Juventud y tendencia al gamberrismo han ido e irán siempre de la mano, aunque por fortuna los que cometen actos tan deplorables son una minoría. En Alcalá de Henares, durante las postrimerías del franquismo, eran famosas las peleas entre los estudiantes de la Universidad Laboral y los chicos del barrio que llamaban Campo del Ángel. El motivo: los chicos autóctonos no veían con buenos ojos el peligro de que las chicas del barrio prefirieran ligar con los "laborales". Tampoco era buena la convivencia con los militares de la Brigada Paracaidista. En cierta ocasión, una compañía arrasó literalmente una discoteca en venganza por una pelea anterior en la que ellos habían llevado la peor parte.
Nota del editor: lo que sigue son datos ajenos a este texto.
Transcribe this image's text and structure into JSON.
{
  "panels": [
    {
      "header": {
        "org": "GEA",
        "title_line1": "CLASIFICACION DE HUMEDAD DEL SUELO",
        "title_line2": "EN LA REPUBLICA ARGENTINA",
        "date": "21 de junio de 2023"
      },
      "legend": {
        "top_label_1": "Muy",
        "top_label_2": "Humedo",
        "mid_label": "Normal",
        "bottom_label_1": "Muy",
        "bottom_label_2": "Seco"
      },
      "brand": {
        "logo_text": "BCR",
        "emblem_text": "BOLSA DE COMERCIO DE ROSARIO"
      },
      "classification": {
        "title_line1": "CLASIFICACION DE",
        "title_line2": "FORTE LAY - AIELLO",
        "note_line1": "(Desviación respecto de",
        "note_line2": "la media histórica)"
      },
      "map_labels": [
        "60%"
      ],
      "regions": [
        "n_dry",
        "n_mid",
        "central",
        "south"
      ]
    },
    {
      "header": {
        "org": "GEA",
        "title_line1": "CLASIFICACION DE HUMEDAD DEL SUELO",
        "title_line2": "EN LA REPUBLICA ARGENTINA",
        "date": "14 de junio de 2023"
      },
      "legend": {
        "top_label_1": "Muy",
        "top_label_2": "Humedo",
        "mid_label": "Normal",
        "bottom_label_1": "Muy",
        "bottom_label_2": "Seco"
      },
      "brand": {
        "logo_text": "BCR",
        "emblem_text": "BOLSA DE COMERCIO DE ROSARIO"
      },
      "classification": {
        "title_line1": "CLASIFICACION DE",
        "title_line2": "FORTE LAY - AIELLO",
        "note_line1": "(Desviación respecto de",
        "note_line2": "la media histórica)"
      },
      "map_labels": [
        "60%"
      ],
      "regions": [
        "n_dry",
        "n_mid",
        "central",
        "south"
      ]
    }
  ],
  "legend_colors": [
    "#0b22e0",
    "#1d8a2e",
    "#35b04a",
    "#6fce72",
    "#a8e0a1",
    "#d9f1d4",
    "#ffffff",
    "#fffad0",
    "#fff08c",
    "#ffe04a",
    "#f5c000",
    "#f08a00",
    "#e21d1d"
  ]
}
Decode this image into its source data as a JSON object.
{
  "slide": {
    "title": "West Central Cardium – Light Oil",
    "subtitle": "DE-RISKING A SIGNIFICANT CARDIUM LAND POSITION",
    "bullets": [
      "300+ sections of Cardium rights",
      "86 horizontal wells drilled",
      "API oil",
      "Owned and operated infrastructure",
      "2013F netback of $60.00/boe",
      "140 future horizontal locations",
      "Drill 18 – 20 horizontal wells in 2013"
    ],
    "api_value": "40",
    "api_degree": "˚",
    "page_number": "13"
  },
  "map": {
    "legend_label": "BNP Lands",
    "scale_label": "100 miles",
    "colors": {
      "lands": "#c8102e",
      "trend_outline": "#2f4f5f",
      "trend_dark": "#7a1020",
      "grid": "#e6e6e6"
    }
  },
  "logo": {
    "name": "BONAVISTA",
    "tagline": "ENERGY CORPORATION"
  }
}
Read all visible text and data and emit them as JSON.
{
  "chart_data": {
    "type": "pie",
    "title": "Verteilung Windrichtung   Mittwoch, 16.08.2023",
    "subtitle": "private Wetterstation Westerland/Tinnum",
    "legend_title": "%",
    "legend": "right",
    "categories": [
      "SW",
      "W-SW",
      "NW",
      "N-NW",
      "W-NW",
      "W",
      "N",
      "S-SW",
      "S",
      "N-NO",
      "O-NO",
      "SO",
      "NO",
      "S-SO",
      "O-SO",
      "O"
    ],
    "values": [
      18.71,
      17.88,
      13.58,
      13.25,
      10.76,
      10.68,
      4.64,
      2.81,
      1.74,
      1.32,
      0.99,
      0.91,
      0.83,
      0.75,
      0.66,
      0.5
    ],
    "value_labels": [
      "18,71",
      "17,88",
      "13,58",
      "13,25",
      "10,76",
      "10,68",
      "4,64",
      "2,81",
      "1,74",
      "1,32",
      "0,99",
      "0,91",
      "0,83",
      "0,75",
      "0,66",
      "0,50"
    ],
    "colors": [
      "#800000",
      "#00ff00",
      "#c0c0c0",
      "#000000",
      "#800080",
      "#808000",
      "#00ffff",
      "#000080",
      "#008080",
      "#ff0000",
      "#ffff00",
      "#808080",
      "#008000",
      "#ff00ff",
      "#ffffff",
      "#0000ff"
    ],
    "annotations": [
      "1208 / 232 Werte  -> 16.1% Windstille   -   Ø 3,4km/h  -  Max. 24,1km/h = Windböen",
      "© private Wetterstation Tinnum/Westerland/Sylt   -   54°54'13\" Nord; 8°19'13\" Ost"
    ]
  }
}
Desde hace algún tiempo los chicos y las chicas se dan al botellón. ¿Por qué? No porque sean peores, o más maleducados o más incívicos que los que les precedieron. Lo hacen, en primer lugar, porque es más barato, porque es lo que está más al alcance de sus menguados bolsillos. Los precios que se aplican en terrazas y bares de copas son escandalosos. Por ejemplo, este fin de semana se celebró en la plaza de toros de Alcalá una "Oktoberfest" al estilo de la que tiene lugar cada otoño en las cervecerías de Munich. Pues bien, medio litro de cerveza costaba 3,70 euros, casi un euro más de lo que cuesta tomarse ese mismo medio litro en la cervecería muniquesa donde Hitler hizo sus primeros pinitos como orador de masas. Y con la diferencia añadida de que en Alemania los sueldos son un 20 ó un 30 por ciento superiores a los de aquí.
En segundo lugar, los jóvenes se dan al botellón porque les divierte más beber en grupo -tanto más cuanto más grande sea el grupo - y porque desentonarían si trataran de ocupar o compartir los espacios que normalmente ocupan los ciudadanos de más edad y más dinero en el bolsillo. Es verdad que lo dejan todo perdido, pero tampoco en esto son los únicos: en la misma Alcalá, el espacio donde se instala cada semana el "mercadillo de los lunes" queda al final de la jornada como un campo de batalla, pero nadie se asusta por ello y el Ayuntamiento cumple diligentemente su obligación de enviar una brigada de limpieza.
Por supuesto que debemos hacer lo posible por recuperar la autoridad de los profesores y de las familias, como ha pedido muy oportunamente el Defensor del Pueblo. Eso lo suscribe cualquiera que tenga dos dedos de frente. Y por supuesto que los padres tienen que ser responsables civiles subsidiarios de los daños o desmanes que cometan sus hijos. Pero no nos engañemos: por la vía represiva no se va a acabar con el botellón. Es una forma de convivencia nacida de la necesidad, es el invento ideado por una generación de jóvenes para cumplir el deseo de estar juntos y de espaldas al mundo de los adultos. Es como los guateques de hace medio siglo, en los que también a veces estallaban broncas monumentales. Y desaparecerá cuando otra generación de jóvenes consiga inventar otra cosa para dedicarse a lo mismo de toda la vida.